A retardation effect, an effect due to the finiteness of the speed of light, can manifest itself in the interaction between two polarizable systems as a change in the form of the long-range interaction potential. With the interaction viewed as mediated by virtual photons, retardation effects become important when the time required for a photon to travel back and forth between the two systems becomes larger than or of the order of the characteristic period of the motion of either system. The form of the potential under retardation is characterized in general by the dynamic electric dipole polarizabilities alpha_ {d}(omega) of each of the systems, where omega is the virtual photon frequency, the separation r of the systems, hbar, and c. The high-precision verification of a retardation effect on the potential V(r) between a pair of systems probably demands that the systems be microscopic and form a bound state. The ideal pair would seem to be a helium ionic core (an alpha particle and an electron in the 1 s state) interacting with an electron in a state with n and l not too small, possibly in a high Rydberg state.
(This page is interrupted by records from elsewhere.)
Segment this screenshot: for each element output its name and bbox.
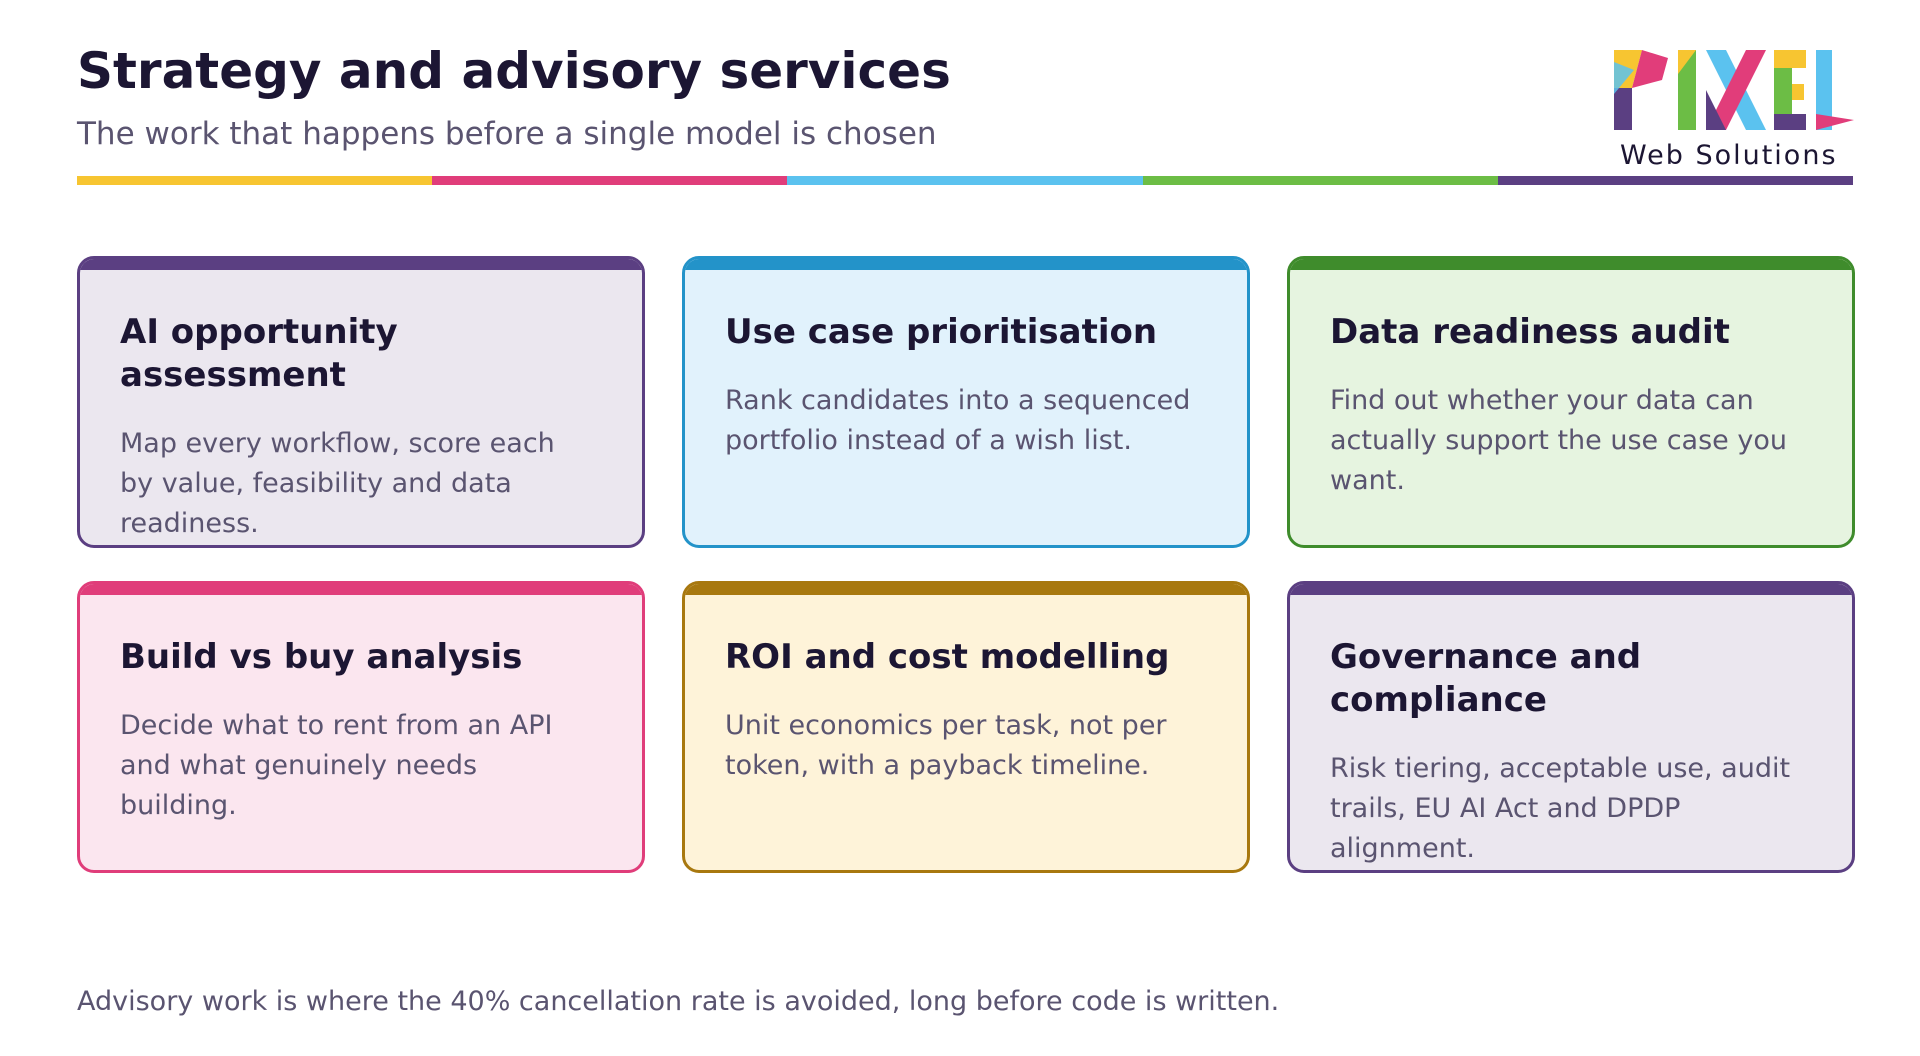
card-description: Map every workflow, score each by value,… xyxy=(120,428,555,539)
card-title: AI opportunity assessment xyxy=(120,312,398,395)
page-title: Strategy and advisory services xyxy=(77,42,951,100)
stripe-segment xyxy=(77,176,433,185)
card-description: Unit economics per task, not per token, … xyxy=(725,710,1167,781)
card-accent-bar xyxy=(685,259,1247,270)
card-accent-bar xyxy=(685,584,1247,595)
card-title: Data readiness audit xyxy=(1330,312,1730,352)
card-accent-bar xyxy=(1290,259,1852,270)
pixel-wordmark-logo xyxy=(1614,50,1854,130)
logo-tagline: Web Solutions xyxy=(1620,140,1838,171)
card-accent-bar xyxy=(80,584,642,595)
service-card-governance-and-compliance: Governance and compliance Risk tiering, … xyxy=(1287,581,1855,873)
card-description: Find out whether your data can actually … xyxy=(1330,385,1787,496)
service-card-use-case-prioritisation: Use case prioritisation Rank candidates … xyxy=(682,256,1250,548)
card-title: Use case prioritisation xyxy=(725,312,1158,352)
stripe-segment xyxy=(1142,176,1498,185)
card-title: Governance and compliance xyxy=(1330,637,1642,720)
card-title: ROI and cost modelling xyxy=(725,637,1170,677)
service-card-roi-and-cost-modelling: ROI and cost modelling Unit economics pe… xyxy=(682,581,1250,873)
stripe-segment xyxy=(787,176,1143,185)
card-title: Build vs buy analysis xyxy=(120,637,523,677)
card-description: Risk tiering, acceptable use, audit trai… xyxy=(1330,753,1791,864)
card-accent-bar xyxy=(80,259,642,270)
pixel-logo: Web Solutions xyxy=(1610,44,1856,172)
page-subtitle: The work that happens before a single mo… xyxy=(77,116,937,152)
card-accent-bar xyxy=(1290,584,1852,595)
card-description: Rank candidates into a sequenced portfol… xyxy=(725,385,1191,456)
card-description: Decide what to rent from an API and what… xyxy=(120,710,553,821)
color-stripe xyxy=(77,176,1854,185)
stripe-segment xyxy=(1497,176,1854,185)
stripe-segment xyxy=(432,176,788,185)
service-card-build-vs-buy-analysis: Build vs buy analysis Decide what to ren… xyxy=(77,581,645,873)
service-card-ai-opportunity-assessment: AI opportunity assessment Map every work… xyxy=(77,256,645,548)
service-card-data-readiness-audit: Data readiness audit Find out whether yo… xyxy=(1287,256,1855,548)
footer-note: Advisory work is where the 40% cancellat… xyxy=(77,986,1280,1017)
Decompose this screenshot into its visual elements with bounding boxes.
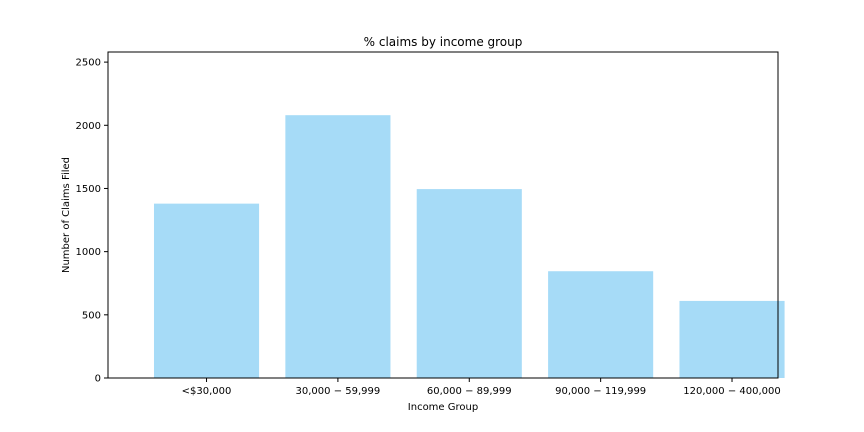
y-axis-label: Number of Claims Filed: [61, 157, 72, 273]
bar-1: [285, 115, 391, 379]
y-tick-label-3: 1500: [76, 184, 101, 195]
x-axis-label: Income Group: [408, 402, 478, 413]
x-axis: <$30,000 30,000 − 59,999 60,000 − 89,999 90…: [182, 378, 781, 397]
x-tick-label-2: 60,000 − 89,999: [427, 386, 512, 397]
y-tick-label-2: 1000: [76, 247, 101, 258]
y-tick-label-0: 0: [95, 374, 101, 385]
y-axis: 0 500 1000 1500 2000 2500: [76, 58, 108, 385]
chart-title: % claims by income group: [364, 35, 523, 49]
bar-4: [679, 300, 785, 378]
y-tick-label-4: 2000: [76, 121, 101, 132]
x-tick-label-4: 120,000 − 400,000: [683, 386, 780, 397]
bars-group: [153, 115, 785, 379]
y-tick-label-5: 2500: [76, 58, 101, 69]
bar-3: [548, 271, 654, 378]
bar-2: [416, 189, 522, 378]
y-tick-label-1: 500: [82, 310, 101, 321]
x-tick-label-0: <$30,000: [182, 386, 232, 397]
x-tick-label-3: 90,000 − 119,999: [555, 386, 646, 397]
plot-frame: [107, 51, 779, 379]
bar-0: [153, 203, 260, 378]
x-tick-label-1: 30,000 − 59,999: [296, 386, 381, 397]
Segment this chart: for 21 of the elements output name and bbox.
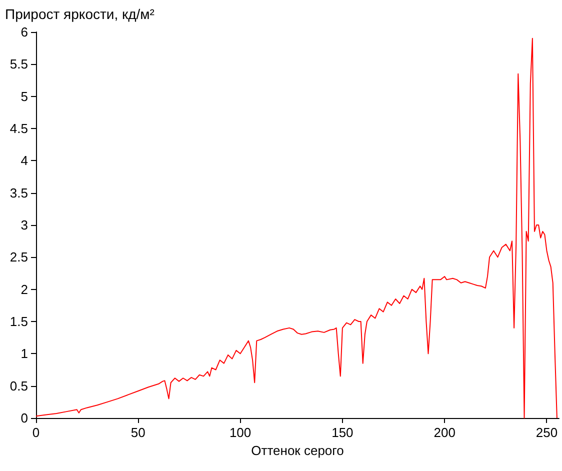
y-tick-label: 4.5	[10, 121, 28, 136]
x-tick-label: 100	[229, 425, 252, 440]
y-tick-label: 3.5	[10, 185, 28, 200]
y-tick-label: 2	[20, 282, 28, 297]
y-tick-label: 5	[20, 88, 28, 104]
x-tick-label: 250	[536, 425, 558, 440]
y-tick-label: 0.5	[10, 378, 28, 394]
y-tick-label: 6	[20, 24, 28, 40]
x-tick-label: 0	[32, 425, 40, 440]
y-tick-label: 5.5	[10, 56, 28, 72]
x-tick-label: 50	[130, 425, 146, 440]
y-tick-label: 0	[20, 410, 28, 426]
x-axis-title: Оттенок серого	[251, 442, 344, 458]
y-tick-label: 3	[20, 218, 28, 232]
chart-title: Прирост яркости, кд/м²	[5, 6, 155, 22]
x-tick-label: 200	[434, 425, 456, 440]
y-tick-label: 4	[20, 153, 28, 168]
x-tick-label: 150	[332, 425, 354, 440]
y-tick-label: 1	[20, 346, 28, 362]
y-tick-label: 1.5	[10, 314, 28, 329]
y-tick-label: 2.5	[10, 250, 28, 265]
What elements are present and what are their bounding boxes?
Making use of time-ordered Feynman diagrams, with the electrons treated nonrelativistically, an expression for V(r) valid for r greater than several a _0 is obtained. The approach can be interpreted as an extension of the physical arguement that for r > 137alpha_0 the retardation component of V(r) follows easily from considerations of the interactions between electromagnetic vacuum fluctuations and each member of the pair, with each member characterized solely by its frequency-dependent electric dipole polarizability, alpha_{d}(omega); the extension from r > 137 a_0 down to just several a _0 is achieved by including in the characterization of each member not only its alpha_ {d}(omega), but its frequency-dependent nonadiabatic dipole polarizability, beta( omega). Effects originating in the finite nuclear mass are discussed. Retardation effects for Rydberg systems with many-electron cores are also of interest and so a qualitative discussion of retardation effects is provided to help one guess, for a given system with l ~ n gg 1, whether the size of the retardation energy shift is such as to warrant consideration.